Plus globalement, elle revient sur le "cadre stratégique" issu du recentrage du contrôle de légalité initié en 2006 (circulaire du 17 janvier 2006 relative à la modernisation du contrôle de légalité) et précisé par la suite (deux circulaires en 2009, trois en 2010…), qui s'articule sur "trois niveaux de contrôle" : les priorités nationales, les priorités locales et les contrôles aléatoires.
S'agissant des priorités nationales, cette nouvelle circulaire liste ainsi quels sont les actes prioritaires dans le champ de la commande publique (marchés de fournitures et de services de plus de 200.000 euros, marchés de travaux de plus de 1 million d'euros, avenants supérieurs à 5% du montant du marché initial, délégations de services publics, concessions de travaux…) et insiste sur le fait que les marchés des collectivités cofinancés par des fonds européens (Feder) doivent faire l'objet d'une attention particulière. Même chose dans le domaine de l'urbanisme, avec l'énumération des documents et actes devant être systématiquement contrôlés : les documents d'urbanisme (Scot, PLU), certaines autorisations individuelles (par exemple lorsque celles-ci concernent les établissements recevant du public ou interviennent sur des périmètres ou des zones spécifiques) et certains "montages juridiques auxquels ont recours les aménageurs" (ZAC, SPL d'aménagement, BEA…). Enfin, troisième champ érigé au rang de priorité nationale : la fonction publique territoriale (FPT), afin de "veiller à l'application homogène des règles sur le territoire". Cela concerne à la fois les actes de recrutement, certaines décisions d'inscription sur liste d'aptitude, les délibérations fixant le régime indemnitaire, etc. La circulaire met notamment l'accent sur la question des emplois fonctionnels, des quotas et du recours aux contractuels. En sachant qu'une prochaine circulaire spécifique à la FPT est annoncée.
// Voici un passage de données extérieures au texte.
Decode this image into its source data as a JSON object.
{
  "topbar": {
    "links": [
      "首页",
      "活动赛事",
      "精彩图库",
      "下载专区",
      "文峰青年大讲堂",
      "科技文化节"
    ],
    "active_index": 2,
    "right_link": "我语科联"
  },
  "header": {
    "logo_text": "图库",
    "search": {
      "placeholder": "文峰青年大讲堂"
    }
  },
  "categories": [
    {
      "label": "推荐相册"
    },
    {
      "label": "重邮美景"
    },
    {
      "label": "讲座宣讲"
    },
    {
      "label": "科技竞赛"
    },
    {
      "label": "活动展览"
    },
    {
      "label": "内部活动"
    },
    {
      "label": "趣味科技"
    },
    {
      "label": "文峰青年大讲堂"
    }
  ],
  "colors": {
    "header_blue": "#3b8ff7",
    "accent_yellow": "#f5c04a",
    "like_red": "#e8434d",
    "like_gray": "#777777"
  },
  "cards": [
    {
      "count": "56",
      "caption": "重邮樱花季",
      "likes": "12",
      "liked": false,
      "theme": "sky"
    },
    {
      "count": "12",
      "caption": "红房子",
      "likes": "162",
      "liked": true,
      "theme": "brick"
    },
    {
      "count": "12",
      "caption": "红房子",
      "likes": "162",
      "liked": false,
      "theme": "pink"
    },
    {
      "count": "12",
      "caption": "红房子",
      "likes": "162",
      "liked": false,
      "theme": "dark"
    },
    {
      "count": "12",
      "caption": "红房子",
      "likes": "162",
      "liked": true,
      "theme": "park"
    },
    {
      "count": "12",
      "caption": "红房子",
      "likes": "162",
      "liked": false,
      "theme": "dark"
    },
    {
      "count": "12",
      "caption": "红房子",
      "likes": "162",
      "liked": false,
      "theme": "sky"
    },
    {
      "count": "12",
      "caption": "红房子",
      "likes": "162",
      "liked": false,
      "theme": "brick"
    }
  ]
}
Deuxième niveau, donc : les priorités locales, principalement liées aux "caractéristiques du département" (telles que, par exemple, des actes concernés par les zones des lois Littoral ou Montagne), mais aussi aux "fragilités" de certaines collectivités ayant déjà donné lieu à des irrégularités.
Mais au-delà de ces priorités nationales ou locales, "aucun acte ne doit par principe être exclu du contrôle". Les services préfectoraux sont donc invités à mettre en oeuvre dans tous les domaines un contrôle organisé "selon les ressources" dont ils disposent, que ce soit par sondage, méthode aléatoire, "système d'information permettant de détecter les anomalies"…
Dans un second temps, la circulaire rappelle les outils à disposition des préfectures, dont le pôle interrégional d'appui au contrôle de légalité (Piacl), qui peut être sollicité pour tous les dossiers "complexes" nécessitant "une expertise supplémentaire", notamment pour les gros dossiers liés au droit des contrats (DSP, contrats de partenariat…).
Dès cette année, les préfectures devront constituer pour le 30 juin "un document de synthèse résumant la stratégie de contrôle et les résultats obtenus".